Monday, May 30, 2011

Origin of Memorial Day by David W. Blight

There is this very interesting article by David W. Blight about the first memorial day in Charleston, South Carolina. I strongly recommend reading it. It is a very powerful essay which I think will have important ramifications.

http://www.nytimes.com/2011/05/30/opinion/30blight.html?_r=2&hp=&pagewanted=all

The following is a quote from the story:



After the Confederate evacuation of Charleston black workmen went to the site, reburied the Union dead properly, and built a high fence around the cemetery.They whitewashed the fence and built an archway over an entrance on which they inscribed the words, “Martyrs of the Race Course.”
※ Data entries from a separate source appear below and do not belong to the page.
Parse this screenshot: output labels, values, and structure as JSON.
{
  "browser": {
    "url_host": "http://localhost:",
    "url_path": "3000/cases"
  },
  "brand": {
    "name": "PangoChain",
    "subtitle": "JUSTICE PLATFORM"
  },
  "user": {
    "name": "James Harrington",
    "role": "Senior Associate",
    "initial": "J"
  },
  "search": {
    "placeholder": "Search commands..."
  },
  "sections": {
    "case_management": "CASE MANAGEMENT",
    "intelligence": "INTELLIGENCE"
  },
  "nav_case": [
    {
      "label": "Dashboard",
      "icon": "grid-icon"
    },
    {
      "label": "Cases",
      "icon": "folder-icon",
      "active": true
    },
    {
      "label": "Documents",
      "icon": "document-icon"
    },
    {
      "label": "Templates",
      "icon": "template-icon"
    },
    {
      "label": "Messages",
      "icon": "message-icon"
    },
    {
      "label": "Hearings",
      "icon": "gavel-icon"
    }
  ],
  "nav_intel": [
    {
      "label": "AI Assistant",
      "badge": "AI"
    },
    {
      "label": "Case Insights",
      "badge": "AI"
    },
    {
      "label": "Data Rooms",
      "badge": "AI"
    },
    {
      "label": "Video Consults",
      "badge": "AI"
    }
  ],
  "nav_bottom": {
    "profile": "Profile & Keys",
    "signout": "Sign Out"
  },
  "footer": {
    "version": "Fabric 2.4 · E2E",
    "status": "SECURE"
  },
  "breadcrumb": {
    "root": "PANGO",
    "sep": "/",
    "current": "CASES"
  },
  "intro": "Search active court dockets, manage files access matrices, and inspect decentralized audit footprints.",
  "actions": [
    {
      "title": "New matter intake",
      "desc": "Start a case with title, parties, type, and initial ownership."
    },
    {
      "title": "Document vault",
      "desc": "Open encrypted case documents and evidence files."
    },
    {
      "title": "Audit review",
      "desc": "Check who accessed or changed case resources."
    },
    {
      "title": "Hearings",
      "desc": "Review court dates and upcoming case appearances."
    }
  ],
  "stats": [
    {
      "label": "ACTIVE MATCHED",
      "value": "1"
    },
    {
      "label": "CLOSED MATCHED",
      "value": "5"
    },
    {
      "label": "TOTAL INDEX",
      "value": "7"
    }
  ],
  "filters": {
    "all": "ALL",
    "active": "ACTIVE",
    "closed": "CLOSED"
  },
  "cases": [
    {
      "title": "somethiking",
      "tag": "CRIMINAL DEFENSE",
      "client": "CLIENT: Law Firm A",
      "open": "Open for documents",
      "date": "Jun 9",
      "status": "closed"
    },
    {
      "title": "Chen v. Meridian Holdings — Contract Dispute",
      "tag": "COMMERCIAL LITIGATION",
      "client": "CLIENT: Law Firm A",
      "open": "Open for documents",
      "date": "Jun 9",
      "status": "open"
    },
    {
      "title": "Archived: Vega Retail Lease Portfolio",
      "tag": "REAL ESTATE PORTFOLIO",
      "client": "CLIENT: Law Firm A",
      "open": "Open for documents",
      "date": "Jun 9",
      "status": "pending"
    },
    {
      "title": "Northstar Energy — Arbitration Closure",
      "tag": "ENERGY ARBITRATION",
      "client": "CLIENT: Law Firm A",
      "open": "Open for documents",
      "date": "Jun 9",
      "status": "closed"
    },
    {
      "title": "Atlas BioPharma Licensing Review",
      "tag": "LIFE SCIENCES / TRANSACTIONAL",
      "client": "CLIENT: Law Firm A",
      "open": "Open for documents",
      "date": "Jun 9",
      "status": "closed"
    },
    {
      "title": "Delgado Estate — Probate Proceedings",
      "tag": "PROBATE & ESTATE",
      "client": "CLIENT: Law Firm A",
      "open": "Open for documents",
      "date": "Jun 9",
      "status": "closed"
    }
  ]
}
The symbolic power of this Low Country planter aristocracy’s bastion was not lost on the freedpeople, who then, in cooperation with white missionaries and teachers, staged a parade of 10,000 on the track. A New York Tribune correspondent witnessed the event, describing “a procession of friends and mourners as South Carolina and the
United States never saw before.”

The procession was led by 3,000 black schoolchildren carrying armloads of roses and singing the Union marching song “John Brown’s Body.” Several hundred black women followed with baskets of flowers, wreaths and crosses. Then came black men marching in cadence, followed by contingents of Union infantrymen. Within the cemetery enclosure a black children’s choir sang “We’ll Rally Around the Flag,” the “Star-Spangled Banner” and spirituals before a series of black ministers read from the Bible.

So what is Obama doing today, sending a wreath to the Arlington Confederate Monument.